The overriding problem was easy to identify, too, because my five test readers all said the same thing: they couldn’t get a handle on the protagonist. The rewrite must start with letting readers into the protagonist’s head in a way that enlists their sympathy. My problem here is the balance between trusting the reader to do the work, and giving them enough information to work with. I’m also struggling with the idea of “show don’t tell”. With internal monologue, telling is showing if you do it right – but despite reading many many examples of great writing, I still can’t work out how to do it right. Advice, anyone?

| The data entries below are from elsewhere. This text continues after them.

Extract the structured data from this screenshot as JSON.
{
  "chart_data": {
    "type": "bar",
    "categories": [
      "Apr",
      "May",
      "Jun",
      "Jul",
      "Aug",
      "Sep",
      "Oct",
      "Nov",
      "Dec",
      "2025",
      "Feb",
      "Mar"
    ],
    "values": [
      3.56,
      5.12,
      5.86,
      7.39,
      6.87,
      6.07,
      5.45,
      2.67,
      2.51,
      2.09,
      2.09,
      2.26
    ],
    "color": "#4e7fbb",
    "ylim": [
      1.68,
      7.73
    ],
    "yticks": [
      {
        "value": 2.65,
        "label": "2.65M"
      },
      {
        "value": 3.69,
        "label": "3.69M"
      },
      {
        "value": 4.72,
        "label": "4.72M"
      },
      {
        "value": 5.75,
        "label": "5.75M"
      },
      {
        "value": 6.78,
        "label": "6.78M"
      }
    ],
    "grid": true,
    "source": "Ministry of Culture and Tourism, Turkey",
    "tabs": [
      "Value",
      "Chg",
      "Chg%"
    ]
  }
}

The novella is a little different. I know why I’m passionate about telling the story, so that’s not a problem. I’m having trouble identifying strengths in the writing because I’m overwhelmed by what’s wrong with it. The main problem is something to do with pace and momentum in combination with tension. The writing seems to gloss over the story; too much happens too fast with not enough tension or emotional engagement. The result is a story that feels glib and pat, when it should feel complex and powerful. Individually, the events of the plot are believable. The characters are realistic. But something about the way I’m telling the story is failing to do justice to the characters and what they go through from beginning to end. I need to find ways to deepen the reader’s engagement with the characters without slowing the story to a plodding pace. I suspect it needs to be significantly longer – too much happens in 19,000 words – but the last thing I want to do is create “padding”. Again, I’m very open to suggestions and advice from you, wonderful fellow-writers :-).